DESLIGADO NA TERRA, DESLIGADO NO CÉU?

RUBENS SHEFFEL
DESLIGADO NA TERRA, DESLIGADO NO CÉU?
Rubem M. Scheffel
Há algum tempo, um irmão escreveu-nos uma carta queixosa, na qual expunha as razões pelas quais julgava que a comissão da igreja onde congrega havia recomendado injustamente a exclusão de sua filha e de seu genro da comunhão da igreja. Seu coração de pai parecia especialmente ferido porque, segundo entende, a filha e o genro haviam sido excluídos não apenas do seio da igreja, mas também do livro da vida no Céu.
De fato, é bastante generalizada a ideia de que a exclusão de um nome do livro da igreja acarreta fatalmente a exclusão desse nome do Livro da Vida. Este conceito se baseia nas palavras de Cristo a Pedro, em Mateus 16:19, e repetidas depois aos discípulos em Mateus 18:18: E tudo o que ligares na Terra será ligado nos céus, e tudo o que desligares na Terra será desligado nos céus
A igreja Católica tem-se valido desta declaração bíblica para supervalorizar sua autoridade, tendo-a usado inclusive como instrumento de intimidação contra os dissidentes, ao afirmar que Cristo, com essas palavras, está conferindo a Pedro e seus sucessores o poder de abrir ou fechar o acesso ao Reino dos Céus, por meio da Igreja (Ver Bíblia de Jerusalém, nota de rodapé sobre Mateus 16:19).
Em 1864, o Papa Pio IX promulgou um documento, no qual negava acesso à salvação a todas as pessoas que não estivessem em comunhão com o Trono de São Pedro.
(Ver Review and Herald, February 16, 1984: pág. 13.)
A Igreja Adventista, porém, crê que os seus atos na Terra só são ratificados no Céu se forem observadas as instruções contidas na Palavra de Deus. Comentando Mateus 18:18, a Sra. White afirma: “Assim, até a autoridade celeste ratifica a disciplina da igreja, com relação a seus membros, uma vez que tenha sido seguida a regra bíblica.” – Testemunhos Seletos, vol. 1, pág. 390.
Notem a ressalva: uma vez que tenha sido seguida a regra bíblica. Isto coloca as coisas em seu devido lugar, desautorizando a pretensão de que a igreja pode fazer o que bem entende, e ainda contar com a aprovação divina.

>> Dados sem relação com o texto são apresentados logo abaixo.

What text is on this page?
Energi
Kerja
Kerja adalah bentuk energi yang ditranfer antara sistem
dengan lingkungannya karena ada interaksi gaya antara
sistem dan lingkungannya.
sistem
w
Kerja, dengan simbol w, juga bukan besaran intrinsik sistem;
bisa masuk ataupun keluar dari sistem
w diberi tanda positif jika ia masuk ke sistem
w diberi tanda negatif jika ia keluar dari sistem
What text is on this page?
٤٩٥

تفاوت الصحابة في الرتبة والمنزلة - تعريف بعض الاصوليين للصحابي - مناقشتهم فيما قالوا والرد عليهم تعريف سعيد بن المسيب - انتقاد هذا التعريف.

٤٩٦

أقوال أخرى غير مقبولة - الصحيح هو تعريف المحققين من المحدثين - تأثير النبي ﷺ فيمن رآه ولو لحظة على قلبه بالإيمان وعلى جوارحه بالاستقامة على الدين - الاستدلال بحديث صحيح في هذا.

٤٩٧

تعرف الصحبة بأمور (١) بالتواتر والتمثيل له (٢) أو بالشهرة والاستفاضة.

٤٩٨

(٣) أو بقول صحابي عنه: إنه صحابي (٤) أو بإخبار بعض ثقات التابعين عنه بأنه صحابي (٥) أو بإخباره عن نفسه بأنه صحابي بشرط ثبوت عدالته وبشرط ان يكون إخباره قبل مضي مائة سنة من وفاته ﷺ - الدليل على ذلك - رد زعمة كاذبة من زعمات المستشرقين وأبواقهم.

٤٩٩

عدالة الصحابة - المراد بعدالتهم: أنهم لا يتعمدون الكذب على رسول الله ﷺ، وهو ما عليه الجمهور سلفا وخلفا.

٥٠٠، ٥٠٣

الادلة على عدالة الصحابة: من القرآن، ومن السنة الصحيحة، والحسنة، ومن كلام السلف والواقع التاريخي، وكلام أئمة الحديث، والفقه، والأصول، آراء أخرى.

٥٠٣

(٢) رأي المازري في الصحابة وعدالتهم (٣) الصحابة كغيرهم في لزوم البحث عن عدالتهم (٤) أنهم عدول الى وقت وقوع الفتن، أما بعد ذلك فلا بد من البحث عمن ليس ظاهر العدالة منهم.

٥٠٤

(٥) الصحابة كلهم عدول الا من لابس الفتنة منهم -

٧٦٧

A mesma advertência é também repetida com as palavras: “Ao tratar com os membros da igreja que erram, os filhos de Deus devem seguir cuidadosamente as instruções dadas polo Salvador no capítulo 18 de São Mateus.” – Testimonies, vol. 7, pág. 260.
Entretanto, a igreja é administrada por homens falíveis, que nem sempre dão os passos bíblicos, que fazem julgamentos errôneos baseados em informações incompletas, em testemunhos preconcebidos, ou mesmo em total desconhecimento. Às vezes há na comissão da Igreja elementos simpatizantes ou antipáticos ao membro faltoso, que prejudicam a imparcialidade que deveria haver.
Além disso, pode reinar na comissão um espírito de intolerância, falta de amor cristão, ou falta de lucidez causada por intemperança no co­mer. (Ver Conselhos Sobre Saúde, pág. 578.)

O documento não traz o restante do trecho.